労働問題690 企画業務型裁量労働制を導入するにあたり、労使委員会で決議すべき対象労働者の同意及び厚生労働省で定める事項の具体的内容を教えてください。
1.対象労働者の同意等
対象労働者の同意等の具体的内容は、対象労働者を対象業務に就かせたときは対象労働者の労働時間として算定される時間労働したものとみなすことについて対象労働者の同意を得なければならないこと及び当該同意をしなかった対象労働者に対して解雇その他不利益な取扱をしてはならないことです。
「労働基準法第38条の4第1項の規定により同項第1号の業務に従事する労働者の適正な労働条件の確保を図るための指針」(以下、指針といいます。)では、対象労働者の同意は、労働者ごとに、かつ、同項第7号に規定する決議事項として定められる決議の有効期間ごとに得られるものであることが必要であり、書面によること等その手続に加えて、対象労働者から当該同意を撤回することを認めることとする場合にはその要件及び手続を決議において具体的に定めることが適当であるとされています。

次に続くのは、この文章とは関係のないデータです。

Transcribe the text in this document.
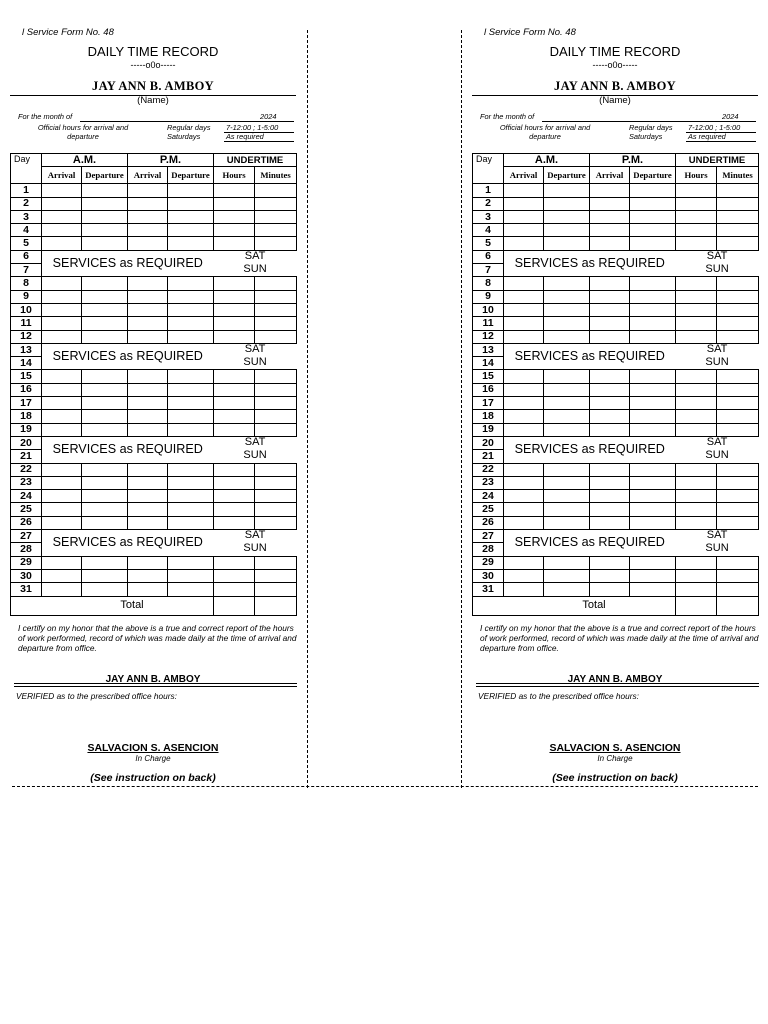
l Service Form No. 48
DAILY TIME RECORD
-----o0o-----
JAY ANN B. AMBOY
(Name)
For the month of	2024
Official hours for arrival and
departure
Regular days 7-12:00 ; 1-5:00
Saturdays	As required
Day	A.M.		P.M.		UNDERTIME	
	Arrival	Departure	Arrival	Departure	Hours	Minutes
1						
2						
3						
4						
5						
6	SERVICES as REQUIRED				SAT	
7					SUN	
8						
9						
10						
11						
12						
13	SERVICES as REQUIRED				SAT	
14					SUN	
15						
16						
17						
18						
19						
20	SERVICES as REQUIRED				SAT	
21					SUN	
22						
23						
24						
25						
26						
27	SERVICES as REQUIRED				SAT	
28					SUN	
29						
30						
31						
Total						
I certify on my honor that the above is a true and correct report of the hours of work performed, record of which was made daily at the time of arrival and departure from office.
JAY ANN B. AMBOY
VERIFIED as to the prescribed office hours:
SALVACION S. ASENCION
In Charge
(See instruction on back)
l Service Form No. 48
DAILY TIME RECORD
-----o0o-----
JAY ANN B. AMBOY
(Name)
For the month of	2024
Official hours for arrival and
departure
Regular days 7-12:00 ; 1-5:00
Saturdays	As required
Day	A.M.		P.M.		UNDERTIME	
	Arrival	Departure	Arrival	Departure	Hours	Minutes
1						
2						
3						
4						
5						
6	SERVICES as REQUIRED				SAT	
7					SUN	
8						
9						
10						
11						
12						
13	SERVICES as REQUIRED				SAT	
14					SUN	
15						
16						
17						
18						
19						
20	SERVICES as REQUIRED				SAT	
21					SUN	
22						
23						
24						
25						
26						
27	SERVICES as REQUIRED				SAT	
28					SUN	
29						
30						
31						
Total						
I certify on my honor that the above is a true and correct report of the hours of work performed, record of which was made daily at the time of arrival and departure from office.
JAY ANN B. AMBOY
VERIFIED as to the prescribed office hours:
SALVACION S. ASENCION
In Charge
(See instruction on back)
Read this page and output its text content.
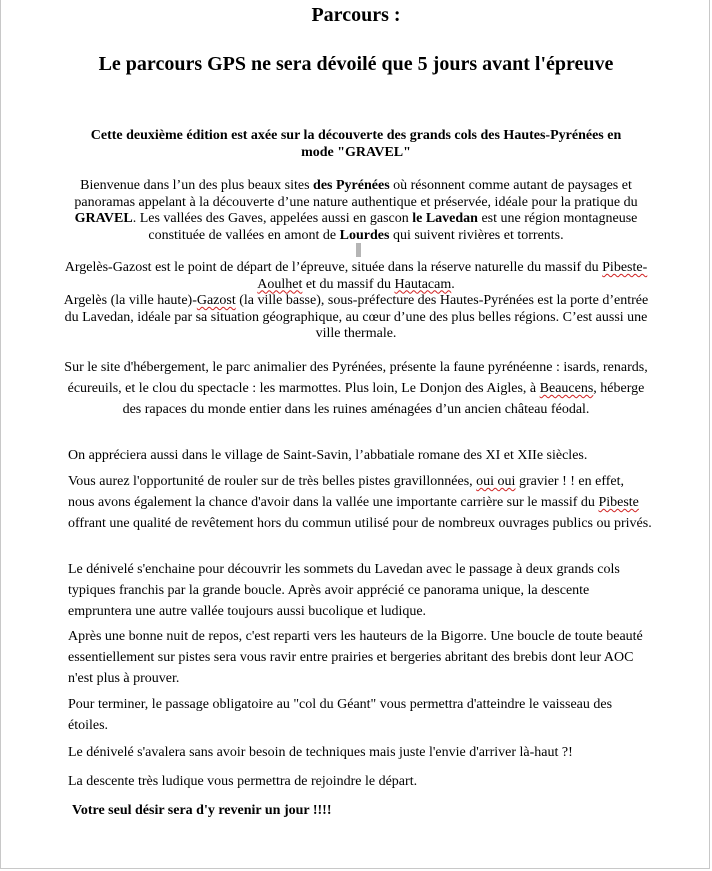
Parcours :
Le parcours GPS ne sera dévoilé que 5 jours avant l'épreuve
Cette deuxième édition est axée sur la découverte des grands cols des Hautes-Pyrénées en
mode "GRAVEL"
Bienvenue dans l’un des plus beaux sites des Pyrénées où résonnent comme autant de paysages et panoramas appelant à la découverte d’une nature authentique et préservée, idéale pour la pratique du GRAVEL. Les vallées des Gaves, appelées aussi en gascon le Lavedan est une région montagneuse constituée de vallées en amont de Lourdes qui suivent rivières et torrents.
Argelès-Gazost est le point de départ de l’épreuve, située dans la réserve naturelle du massif du Pibeste-Aoulhet et du massif du Hautacam.
Argelès (la ville haute)-Gazost (la ville basse), sous-préfecture des Hautes-Pyrénées est la porte d’entrée du Lavedan, idéale par sa situation géographique, au cœur d’une des plus belles régions. C’est aussi une ville thermale.
Sur le site d'hébergement, le parc animalier des Pyrénées, présente la faune pyrénéenne : isards, renards, écureuils, et le clou du spectacle : les marmottes. Plus loin, Le Donjon des Aigles, à Beaucens, héberge des rapaces du monde entier dans les ruines aménagées d’un ancien château féodal.
On appréciera aussi dans le village de Saint-Savin, l’abbatiale romane des XI et XIIe siècles.
Vous aurez l'opportunité de rouler sur de très belles pistes gravillonnées, oui oui gravier ! ! en effet, nous avons également la chance d'avoir dans la vallée une importante carrière sur le massif du Pibeste offrant une qualité de revêtement hors du commun utilisé pour de nombreux ouvrages publics ou privés.
Le dénivelé s'enchaine pour découvrir les sommets du Lavedan avec le passage à deux grands cols typiques franchis par la grande boucle. Après avoir apprécié ce panorama unique, la descente empruntera une autre vallée toujours aussi bucolique et ludique.
Après une bonne nuit de repos, c'est reparti vers les hauteurs de la Bigorre. Une boucle de toute beauté essentiellement sur pistes sera vous ravir entre prairies et bergeries abritant des brebis dont leur AOC n'est plus à prouver.
Pour terminer, le passage obligatoire au "col du Géant" vous permettra d'atteindre le vaisseau des étoiles.
Le dénivelé s'avalera sans avoir besoin de techniques mais juste l'envie d'arriver là-haut ?!
La descente très ludique vous permettra de rejoindre le départ.
Votre seul désir sera d'y revenir un jour !!!!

企画業務型裁量労働制の適用を受けることに同意しなかった場合の配置及び処遇は、同意をしなかった労働者をそのことを理由として不利益に取り扱うものであってはなりません(指針)。
2.厚生労働省令で定める事項
厚生労働省令で定める事項は、
① 決議の有効期間の定め
② 使用者は、対象社員の労働時間の状況、健康・福祉確保措置として講じた措置、苦情処理措置として講じた措置、対象社員の同意に関する対象社員ごとの記録を、決議の有効期間中及び当該有効期間の満了後3年間保存すること
です(労基法施行規則24条の2の3第3項)。
労使委員会の決議の有効期間については、不適切に制度が運用されることのないように、3年以内とすることが望ましいとする通達があります(平成15年10月22日基発1022001号)。